Text-to-Speech (TTS)
This tool is used to convert text into speech. The text that is being said is the input data from previous item in the pipeline (tool or source). You need to pass the voice that is being used (see voice list).
Tool.TTS(<Voice>);
for example with the Dave voice:
Tool.TTS(Voice.Dave);
The output is DataType.Audio
.
Speech-to-Text (STT)
This tool is used to convert speech into text. The speech that is being converted is the input data from previous item in the pipeline (tool or source). You can also specify the language, but the text will be translated into english; If you don't want that, you can pass the output to the Text Translation tool.
Currently, only Czech and English languages were tested and are working.
Tool.STT(<Format - m4a or wav - default is wav>, <Language>);
for example with m4a format and Czech language:
Tool.STT("m4a", Language.Czech);
The output is DataType.Text
.
Text-to-Music (TTM)
This tool is used to convert text into music. The text that is being converted is the input data from previous item in the pipeline (tool or source). You can pass the maximum number of tokens to generate (1 second should be around 55 tokens). We can currently only generate few hundred tokens at once, around 600.
Tool.TTM(<number of tokens>);
for example with 300 tokens:
Tool.TTM(300);
The output is DataType.Audio
.
Text-to-Image (TTI)
This tool is used to generate image from the input prompt. The prompt is passed into the {data}
placeholder, which should be used in the prompt argument for the tool. You also need to pass the image width and height in pixels, this should be divisible by 8. We recommend using 512x512 pixels, you can then upscale the image using Text-to-Image Upscale tool (TTIUpscale). You can also pass the inference steps, which is the number of steps the model will take to generate the image (more steps = better quality, but slower), we recommend between 1 and 2 steps, maximum is 4.
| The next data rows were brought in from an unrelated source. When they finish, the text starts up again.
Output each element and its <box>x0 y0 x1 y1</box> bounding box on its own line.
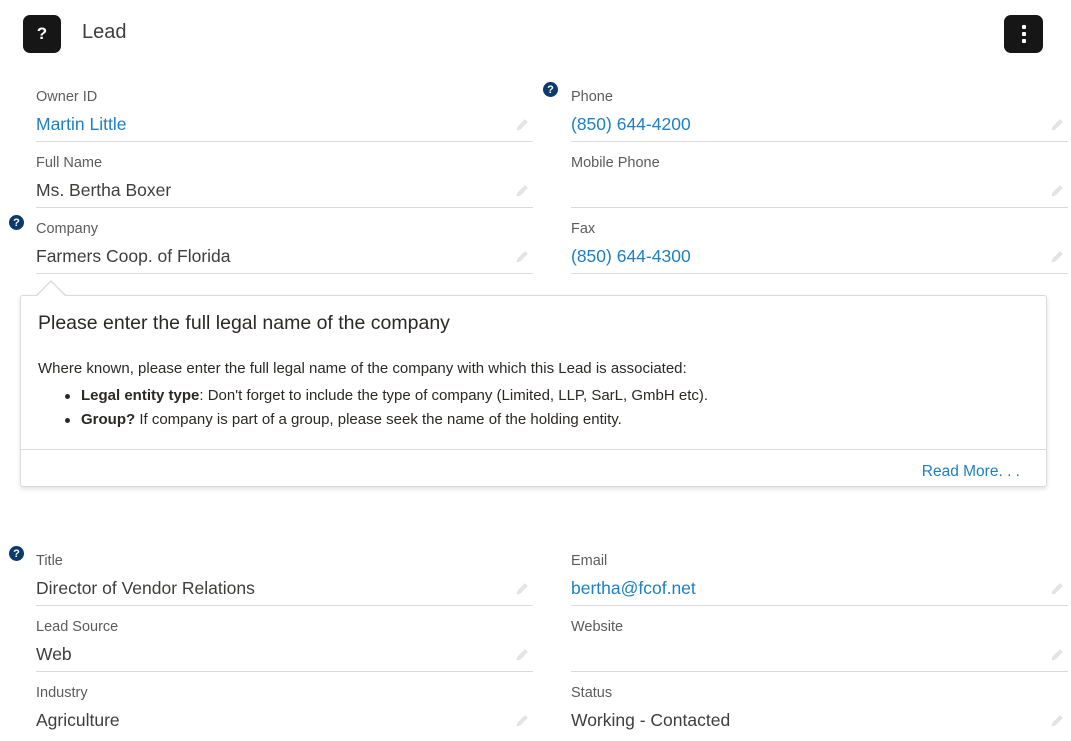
field-owner-id: Owner ID Martin Little <box>36 76 533 142</box>
field-mobile-phone: Mobile Phone <box>571 142 1068 208</box>
edit-pencil-icon[interactable] <box>1051 582 1064 595</box>
field-value: Working - Contacted <box>571 710 731 730</box>
field-status: Status Working - Contacted <box>571 672 1068 738</box>
field-fax: Fax (850) 644-4300 <box>571 208 1068 274</box>
field-value: Ms. Bertha Boxer <box>36 180 172 200</box>
field-website: Website <box>571 606 1068 672</box>
field-value: Web <box>36 644 72 664</box>
field-value: Agriculture <box>36 710 120 730</box>
popover-list-item: Group? If company is part of a group, pl… <box>64 408 708 432</box>
field-label: Title <box>36 553 63 569</box>
edit-pencil-icon[interactable] <box>1051 184 1064 197</box>
field-label: Fax <box>571 221 596 237</box>
edit-pencil-icon[interactable] <box>516 118 529 131</box>
list-item-bold: Group? <box>81 411 136 428</box>
popover-list-item: Legal entity type: Don't forget to inclu… <box>64 384 709 408</box>
field-lead-source: Lead Source Web <box>36 606 533 672</box>
field-full-name: Full Name Ms. Bertha Boxer <box>36 142 533 208</box>
edit-pencil-icon[interactable] <box>516 250 529 263</box>
field-company: Company Farmers Coop. of Florida <box>36 208 533 274</box>
owner-link[interactable]: Martin Little <box>36 114 126 135</box>
field-industry: Industry Agriculture <box>36 672 533 738</box>
company-help-icon[interactable]: ? <box>9 215 24 230</box>
field-label: Owner ID <box>36 89 98 105</box>
help-badge-icon[interactable]: ? <box>23 15 61 53</box>
popover-footer-divider <box>21 449 1046 450</box>
popover-arrow-fill <box>37 282 65 296</box>
email-link[interactable]: bertha@fcof.net <box>571 578 696 599</box>
more-vertical-icon[interactable] <box>1004 15 1043 53</box>
menu-dot <box>1021 39 1026 43</box>
field-label: Company <box>36 221 99 237</box>
field-label: Phone <box>571 89 613 105</box>
menu-dot <box>1021 25 1026 29</box>
list-item-text: If company is part of a group, please se… <box>135 411 622 428</box>
field-divider <box>571 273 1068 274</box>
phone-link[interactable]: (850) 644-4200 <box>571 114 691 135</box>
field-label: Website <box>571 619 624 635</box>
field-label: Full Name <box>36 155 103 171</box>
edit-pencil-icon[interactable] <box>1051 714 1064 727</box>
title-help-icon[interactable]: ? <box>9 546 24 561</box>
field-label: Mobile Phone <box>571 155 660 171</box>
edit-pencil-icon[interactable] <box>1051 118 1064 131</box>
popover-list: Legal entity type: Don't forget to inclu… <box>64 384 709 432</box>
field-phone: Phone (850) 644-4200 <box>571 76 1068 142</box>
list-item-text: : Don't forget to include the type of co… <box>199 387 709 404</box>
popover-title: Please enter the full legal name of the … <box>38 312 450 334</box>
lead-record-page: ? Lead Owner ID Martin Little ? Phone (8… <box>0 0 1071 741</box>
edit-pencil-icon[interactable] <box>516 582 529 595</box>
phone-help-icon[interactable]: ? <box>543 82 558 97</box>
edit-pencil-icon[interactable] <box>1051 648 1064 661</box>
edit-pencil-icon[interactable] <box>516 184 529 197</box>
menu-dot <box>1021 32 1026 36</box>
field-label: Industry <box>36 685 88 701</box>
edit-pencil-icon[interactable] <box>1051 250 1064 263</box>
field-title: Title Director of Vendor Relations <box>36 540 533 606</box>
field-label: Email <box>571 553 608 569</box>
field-value: Director of Vendor Relations <box>36 578 255 598</box>
popover-intro: Where known, please enter the full legal… <box>38 360 687 377</box>
record-header: ? Lead <box>0 0 1071 64</box>
fax-link[interactable]: (850) 644-4300 <box>571 246 691 267</box>
field-email: Email bertha@fcof.net <box>571 540 1068 606</box>
record-title: Lead <box>82 21 127 43</box>
edit-pencil-icon[interactable] <box>516 714 529 727</box>
read-more-link[interactable]: Read More. . . <box>922 463 1020 481</box>
edit-pencil-icon[interactable] <box>516 648 529 661</box>
field-label: Lead Source <box>36 619 119 635</box>
field-divider <box>36 273 533 274</box>
field-value: Farmers Coop. of Florida <box>36 246 231 266</box>
company-help-popover: Please enter the full legal name of the … <box>20 295 1047 487</box>
field-label: Status <box>571 685 613 701</box>
list-item-bold: Legal entity type <box>81 387 200 404</box>
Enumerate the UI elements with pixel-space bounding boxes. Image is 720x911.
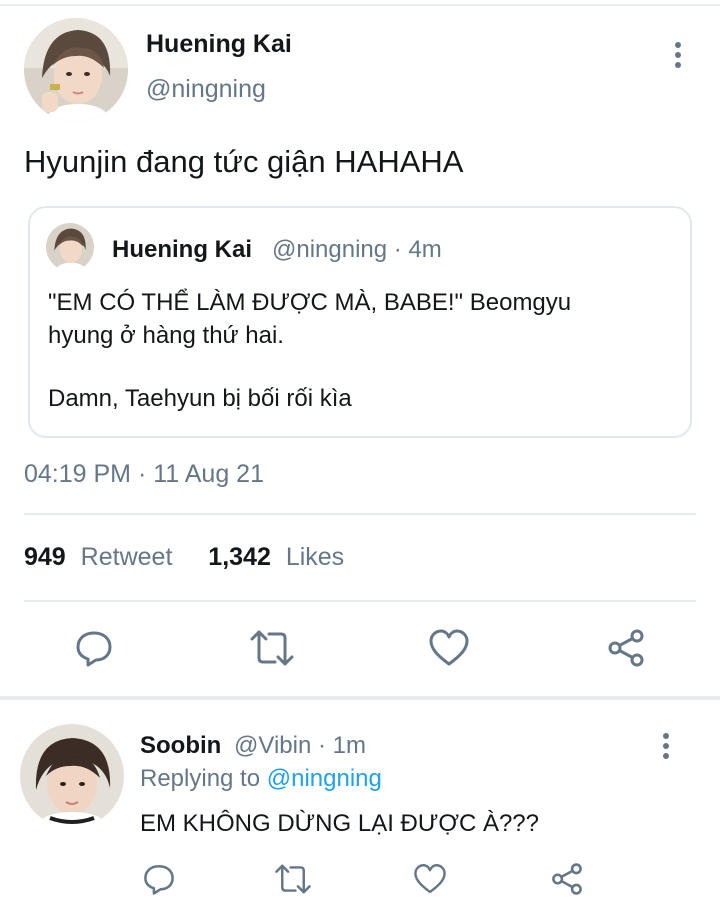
reply-icon[interactable] [142, 862, 176, 896]
reply-author-name[interactable]: Soobin [140, 732, 221, 760]
reply-text: EM KHÔNG DỪNG LẠI ĐƯỢC À??? [140, 810, 539, 837]
share-icon[interactable] [550, 862, 584, 896]
quoted-text-line: hyung ở hàng thứ hai. [48, 322, 284, 349]
quoted-author-name: Huening Kai [112, 236, 253, 263]
like-icon[interactable] [428, 628, 470, 668]
tweet-timestamp[interactable]: 04:19 PM · 11 Aug 21 [24, 460, 264, 489]
replying-mention-link[interactable]: @ningning [267, 765, 382, 792]
section-separator [0, 696, 720, 700]
retweet-icon[interactable] [249, 628, 295, 668]
reply-author-meta[interactable]: @Vibin · 1m [234, 732, 366, 760]
retweet-count[interactable]: 949 [24, 543, 66, 571]
author-name[interactable]: Huening Kai [146, 30, 292, 59]
quoted-text-line: "EM CÓ THỂ LÀM ĐƯỢC MÀ, BABE!" Beomgyu [48, 289, 572, 316]
like-count[interactable]: 1,342 [208, 543, 271, 571]
divider [24, 513, 696, 515]
reply-author-avatar[interactable] [20, 724, 124, 828]
quoted-author-avatar [46, 223, 94, 271]
quoted-text: "EM CÓ THỂ LÀM ĐƯỢC MÀ, BABE!" Beomgyu h… [48, 286, 668, 415]
reply-icon[interactable] [74, 628, 114, 668]
main-tweet: Huening Kai @ningning Hyunjin đang tức g… [0, 0, 720, 698]
quoted-text-line: Damn, Taehyun bị bối rối kìa [48, 385, 352, 412]
share-icon[interactable] [606, 628, 646, 668]
quoted-author-meta: @ningning · 4m [272, 236, 442, 263]
divider [24, 600, 696, 602]
tweet-stats: 949 Retweet 1,342 Likes [24, 543, 344, 572]
quoted-tweet[interactable]: Huening Kai @ningning · 4m "EM CÓ THỂ LÀ… [28, 206, 692, 438]
like-icon[interactable] [413, 862, 447, 896]
replying-prefix: Replying to [140, 765, 261, 792]
tweet-text: Hyunjin đang tức giận HAHAHA [24, 144, 464, 179]
more-vertical-icon[interactable] [668, 40, 688, 70]
author-avatar[interactable] [24, 18, 128, 122]
like-label[interactable]: Likes [286, 543, 344, 571]
more-vertical-icon[interactable] [656, 731, 676, 761]
replying-to: Replying to @ningning [140, 765, 382, 793]
retweet-icon[interactable] [274, 862, 312, 896]
author-handle[interactable]: @ningning [146, 75, 266, 104]
retweet-label[interactable]: Retweet [81, 543, 173, 571]
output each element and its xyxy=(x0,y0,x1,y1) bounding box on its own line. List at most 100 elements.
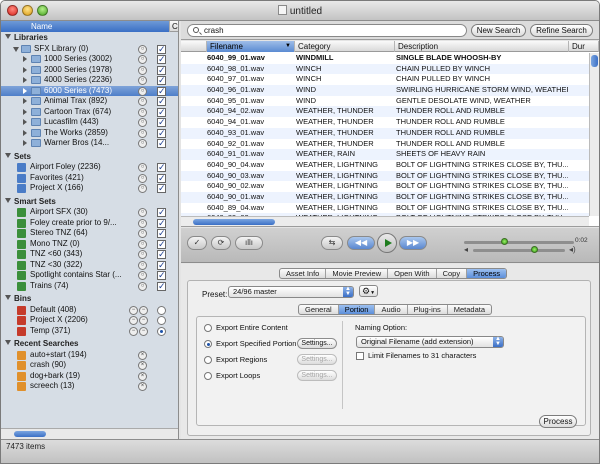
library-item[interactable]: The Works (2859) ○ xyxy=(1,128,178,138)
remove-icon[interactable]: − xyxy=(139,316,148,325)
search-scope-icon[interactable]: ○ xyxy=(138,239,147,249)
table-row[interactable]: 6040_95_01.wav WIND GENTLE DESOLATE WIND, … xyxy=(181,96,589,107)
include-checkbox[interactable] xyxy=(157,281,166,291)
include-checkbox[interactable] xyxy=(157,218,166,228)
search-scope-icon[interactable]: ○ xyxy=(138,118,147,127)
filename-column-header[interactable]: Filename ▼ xyxy=(207,41,295,52)
include-checkbox[interactable] xyxy=(157,249,166,260)
tab-movie-preview[interactable]: Movie Preview xyxy=(326,269,389,278)
search-scope-icon[interactable]: ○ xyxy=(138,139,147,148)
disclosure-triangle-icon[interactable] xyxy=(23,66,27,73)
include-checkbox[interactable] xyxy=(157,228,166,239)
disclosure-triangle-icon[interactable] xyxy=(23,87,27,94)
export-loops-radio[interactable] xyxy=(204,372,212,380)
section-libraries[interactable]: Libraries xyxy=(1,33,178,44)
recent-search-item[interactable]: crash (90) × xyxy=(1,360,178,371)
table-row[interactable]: 6040_99_01.wav WINDMILL SINGLE BLADE WHOOS… xyxy=(181,53,589,64)
include-checkbox[interactable] xyxy=(157,117,166,128)
bin-item[interactable]: Temp (371) − − xyxy=(1,326,178,337)
remove-icon[interactable]: − xyxy=(129,326,138,336)
playhead-knob[interactable] xyxy=(501,238,508,245)
tab-process[interactable]: Process xyxy=(467,269,507,278)
repeat-button[interactable]: ⇆ xyxy=(321,236,343,250)
set-item[interactable]: Project X (166) ○ xyxy=(1,183,178,194)
include-checkbox[interactable] xyxy=(157,162,166,173)
process-button[interactable]: Process xyxy=(539,415,577,428)
search-scope-icon[interactable]: ○ xyxy=(138,44,147,54)
smart-set-item[interactable]: Mono TNZ (0) ○ xyxy=(1,239,178,249)
set-item[interactable]: Airport Foley (2236) ○ xyxy=(1,162,178,173)
smart-set-item[interactable]: Foley create prior to 9/... ○ xyxy=(1,218,178,228)
include-checkbox[interactable] xyxy=(157,239,166,249)
description-column-header[interactable]: Description xyxy=(395,41,569,52)
smart-set-item[interactable]: TNZ <60 (343) ○ xyxy=(1,249,178,260)
disclosure-triangle-icon[interactable] xyxy=(5,340,11,345)
disclosure-triangle-icon[interactable] xyxy=(23,77,27,83)
search-scope-icon[interactable]: ○ xyxy=(138,163,147,172)
include-checkbox[interactable] xyxy=(157,138,166,149)
duration-column-header[interactable]: Dur xyxy=(569,41,599,52)
source-list-scrollbar[interactable] xyxy=(1,428,178,439)
tab-audio[interactable]: Audio xyxy=(375,305,408,314)
disclosure-triangle-icon[interactable] xyxy=(23,56,27,62)
volume-knob[interactable] xyxy=(531,246,538,253)
remove-icon[interactable]: − xyxy=(139,305,148,315)
table-row[interactable]: 6040_92_01.wav WEATHER, THUNDER THUNDER RO… xyxy=(181,139,589,150)
search-scope-icon[interactable]: ○ xyxy=(138,65,147,75)
disclosure-triangle-icon[interactable] xyxy=(23,108,27,115)
table-row[interactable]: 6040_94_01.wav WEATHER, THUNDER THUNDER RO… xyxy=(181,117,589,128)
table-row[interactable]: 6040_96_01.wav WIND SWIRLING HURRICANE STO… xyxy=(181,85,589,96)
clear-icon[interactable]: × xyxy=(138,350,147,360)
table-row[interactable]: 6040_90_03.wav WEATHER, LIGHTNING BOLT OF … xyxy=(181,170,589,182)
play-button[interactable] xyxy=(377,233,397,253)
search-scope-icon[interactable]: ○ xyxy=(138,271,147,280)
table-vertical-scrollbar[interactable] xyxy=(589,53,599,216)
table-row[interactable]: 6040_94_02.wav WEATHER, THUNDER THUNDER RO… xyxy=(181,106,589,118)
limit-filenames-checkbox[interactable] xyxy=(356,352,364,360)
tab-general[interactable]: General xyxy=(299,305,339,314)
include-checkbox[interactable] xyxy=(157,65,166,75)
mark-button[interactable]: ✓ xyxy=(187,236,207,250)
search-scope-icon[interactable]: ○ xyxy=(138,55,147,64)
include-checkbox[interactable] xyxy=(157,75,166,86)
new-search-button[interactable]: New Search xyxy=(471,24,526,37)
scrollbar-thumb[interactable] xyxy=(14,431,46,437)
library-item[interactable]: 4000 Series (2236) ○ xyxy=(1,75,178,86)
clear-icon[interactable]: × xyxy=(138,371,147,381)
library-item[interactable]: Animal Trax (892) ○ xyxy=(1,96,178,107)
refine-search-button[interactable]: Refine Search xyxy=(530,24,593,37)
disclosure-triangle-icon[interactable] xyxy=(23,140,27,146)
section-sets[interactable]: Sets xyxy=(1,152,178,163)
search-input[interactable]: crash xyxy=(187,24,467,37)
export-specified-radio[interactable] xyxy=(204,340,212,348)
section-recent-searches[interactable]: Recent Searches xyxy=(1,339,178,350)
search-scope-icon[interactable]: ○ xyxy=(138,208,147,217)
library-item[interactable]: SFX Library (0) ○ xyxy=(1,44,178,54)
smart-set-item[interactable]: Spotlight contains Star (... ○ xyxy=(1,270,178,281)
library-item[interactable]: 1000 Series (3002) ○ xyxy=(1,54,178,65)
include-checkbox[interactable] xyxy=(157,173,166,183)
library-item[interactable]: 2000 Series (1978) ○ xyxy=(1,65,178,75)
include-checkbox[interactable] xyxy=(157,96,166,107)
include-checkbox[interactable] xyxy=(157,107,166,117)
search-scope-icon[interactable]: ○ xyxy=(138,97,147,106)
include-checkbox[interactable] xyxy=(157,183,166,194)
section-smart-sets[interactable]: Smart Sets xyxy=(1,197,178,208)
search-scope-icon[interactable]: ○ xyxy=(138,107,147,117)
tab-copy[interactable]: Copy xyxy=(437,269,468,278)
library-item[interactable]: Warner Bros (14... ○ xyxy=(1,138,178,149)
playhead-slider[interactable] xyxy=(464,241,574,244)
disclosure-triangle-icon[interactable] xyxy=(5,152,11,158)
include-checkbox[interactable] xyxy=(157,44,166,54)
disclosure-triangle-icon[interactable] xyxy=(23,119,27,125)
include-checkbox[interactable] xyxy=(157,207,166,218)
export-entire-radio[interactable] xyxy=(204,324,212,332)
export-regions-radio[interactable] xyxy=(204,356,212,364)
c-column-header[interactable]: C xyxy=(169,21,178,32)
search-scope-icon[interactable]: ○ xyxy=(138,86,147,96)
search-scope-icon[interactable]: ○ xyxy=(138,250,147,259)
include-checkbox[interactable] xyxy=(157,86,166,96)
remove-icon[interactable]: − xyxy=(129,305,138,315)
smart-set-item[interactable]: TNZ <30 (322) ○ xyxy=(1,260,178,270)
disclosure-triangle-icon[interactable] xyxy=(5,197,11,203)
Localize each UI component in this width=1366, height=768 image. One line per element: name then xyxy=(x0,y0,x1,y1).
Tool.TTI("<Prompt here>", <width>, <height>, <inference steps>);
for example to generate image of a cat with something (passed from source or previous tool - {data}
), 512x512 pixels, 2 inference steps:
Tool.TTI("A cat, with a {data}", 512, 512, 2);
The output is DataType.Image
.
Text-to-Image Upscale (TTIUpscale)
This tool is used to upscale the image generated by Text-to-Image tool. The input image is passed from previous tool or source. Image will be upscaled 2x. Should be passed data directly from the Text-to-Image tool.
Tool.TTIUpscale();
The output is DataType.Image
.
Object Detection
This tool is used to detect objects in the image. The input image is passed from previous tool or source. You can pass the confidence threshold, which is the minimum confidence for the object to be detected (0-1). We recommend using 0.5.
Tool.ObjectDetection(<confidence threshold>);
for example with 0.5 confidence threshold:
Tool.ObjectDetection(0.5);
The output is DataType.ObjectDetectionTargets
.
Image-to-Text (ITT)
This tool is used to extract text from images. It supports latex. The input image is passed from previous tool or source.
Tool.ITT();
The output is DataType.Text
.
Placeholders
Placeholders are used in the prompts for the AI tools. They are replaced with the input data when the tool is run. The placeholders are in the format {placeholder}
.
Available placeholders
{data}
- The input data, in the correct format for the tool. They are obtained from previous tool in the pipeline or the source data (if there is no tool before).